Tuesday, June 19, 2012

Cork Anarchist Workers Group (1984)


 The Cork Anarchist Workers Group was set up in early 1984 and became the Cork branch of the Workers Solidarity Movement when the WSM was formed later that yearTheir leaflet about that year’s pay negotiations could have been written today, when it noted the Irish Congress of Trade Unions response to a threatened pay freeze was a call for “compromise, commonsense and reasonableness”. Members included industrial chemist turned author Kevin Doyle and Clonakilty anti-war campaigner Dominic Carroll.
source http://irishanarchisthistory.wordpress.com/2012/06/18/cork-anarchist-workers-group-1984/

Thursday, June 14, 2012

Belfast Anarchist Group and the long march to Derry (1969)

People’s Democracy march with Belfast Anarchist Group banner, January 1969
There is a myth about John McGuffin carrying the Belfast Anarchist Group‘s banner singlehanded on the Belfast to Derry civil rights march organised by Peoples Democracy in January 1969.
In his A Wee Black Booke of Belfast Anarchism (1867-1973) the Derry anarchist and historian Máirtín O Catháin described that episode:
“It was during the ‘long march’ and savage attack on the demonstrators at Burntollet by police and Paisleyites, that McGuffin was written into history for having an anarchist banner on the march. Much mileage has been made out of the story that McGuffin allegedly carried the banner on his own at times throughout the march, though it is something confirmed only in some memoirs of the events and finds no verification in the major studies of the protest and period. What actually happened, according to a Belfast Anarchist Group member, was that McGuffin phoned him to bring the banner for the last stage of the march into Derry, and after the Burntollet ambush, these members joined with McGuffin and marched with the banner into Derry.
“However, at Irish Street in the Waterside the march was attacked by another group of Paisleyites. A Belfast anarchist veteran takes up the story, ‘I remember sticking my pole into the face of one attacker before I was punched and kicked and the banner snatched away. The attackers must have had lighter fuel with them for only a few moments later I looked back to see the banner well alight’.(1)
“It’s not in doubt, of course, that McGuffin did indeed carry the banner, but not all the way from Belfast and certainly not on his own as a demonstration of his political righteousness.

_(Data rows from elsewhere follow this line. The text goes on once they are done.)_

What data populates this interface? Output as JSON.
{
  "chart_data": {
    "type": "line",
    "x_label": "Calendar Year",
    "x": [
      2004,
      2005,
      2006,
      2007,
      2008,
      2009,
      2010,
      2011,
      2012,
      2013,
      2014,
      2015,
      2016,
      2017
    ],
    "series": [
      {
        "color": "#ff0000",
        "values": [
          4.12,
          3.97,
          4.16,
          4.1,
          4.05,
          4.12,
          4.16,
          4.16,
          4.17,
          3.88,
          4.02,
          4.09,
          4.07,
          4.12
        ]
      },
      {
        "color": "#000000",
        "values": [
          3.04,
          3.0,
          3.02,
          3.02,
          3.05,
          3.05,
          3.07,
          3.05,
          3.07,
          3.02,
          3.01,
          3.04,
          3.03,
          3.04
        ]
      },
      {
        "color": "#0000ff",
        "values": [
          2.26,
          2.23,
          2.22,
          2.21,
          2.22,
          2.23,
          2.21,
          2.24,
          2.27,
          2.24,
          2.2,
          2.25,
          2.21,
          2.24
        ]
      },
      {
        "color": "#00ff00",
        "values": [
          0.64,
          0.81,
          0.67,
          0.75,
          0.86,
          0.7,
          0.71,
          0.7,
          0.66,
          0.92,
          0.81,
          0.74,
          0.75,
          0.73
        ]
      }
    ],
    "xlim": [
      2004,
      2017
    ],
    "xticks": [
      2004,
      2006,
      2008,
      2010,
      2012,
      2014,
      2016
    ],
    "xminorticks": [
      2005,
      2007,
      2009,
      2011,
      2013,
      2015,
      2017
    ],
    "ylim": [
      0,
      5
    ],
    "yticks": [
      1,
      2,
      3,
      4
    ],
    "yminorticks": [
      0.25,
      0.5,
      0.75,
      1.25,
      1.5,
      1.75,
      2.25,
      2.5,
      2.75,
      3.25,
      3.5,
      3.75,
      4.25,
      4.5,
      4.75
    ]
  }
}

Such apocryphal tales may entertain but they rarely enlighten, and they permit those who are not anarchists (though they may even be patronisingly sympathetic), to portray anarchism as a political eccentricity – the last refuge for the impractical and the whimsical on the left – of those convinced but unable to convince.”
(1) The mistaken story of McGuffin carrying the banner himself appears to have originated with Bernadette Devlin or her ghostwriter (see Bernadette Devlin, The Price of My Soul [London, 1969], p.125 & p.142).

source http://irishanarchisthistory.wordpress.com/2012/06/12/belfast-anarchist-group-and-the-long-march-to-derry-1969/

Sunday, June 10, 2012

Resistance! (Dublin) no.1 – 1980

Resistance! was produced in 1980 by members of the Dublin Anarchist Group who also ran the ABC bookshop in Dublin’s Marlborough Street. Much of the magazine is given to stories about “state repression” (H Block, Mountjoy jail, the Curragh military prison, Noel & Marie Murray, torture of criminal suspects in Sundrive Road garda station, and an uncritical short about an arson attack on a clothing factory which had a contract for Garda and Army uniforms – with no mention of the people put out of work). Circulation was about 500 copies.
Other articles of note are one criticising the Sunday World columnist Fr Brian Darcy for “writing lies and misrepresentations” attributing industrial unrest to “sinister anarchist groups” like the Socialist Workers Party!; and a review of “the right” which put Trotskyists and Fianna Fail on the same side of the left/right divide.
Believing in the concept of creating alternative anarchist organisations (unions, campaign groups, etc.) rather than being active where people already are and trying to win them over, we see a call for a new ‘syndicalist’ union and the announcement of a ‘Student Anarchist Movement’. Nothing more was heard about either. In the anti-nuclear movement, for which the Contaminated Crow magazine in 1979 listed 46 local groups, they refused to engage with others and instead set up their own Anti-Nuclear Collective. They were also sympathetic to “armed struggle” but there is no suggestion that they actually practiced it.
Only two issues of this magazine were published and the group disappeared shortly afterwards, though a couple of members were involved in the formation of the Dublin Anarchist Collective in 1983.
Among those involved were ex-Provos like Billy Jackson and Jackie Crawford, as well as Mike Gilliland (whose father was a former President of the Methodist Church), Doreen McGouran, Steve Woods, Denise Jackson.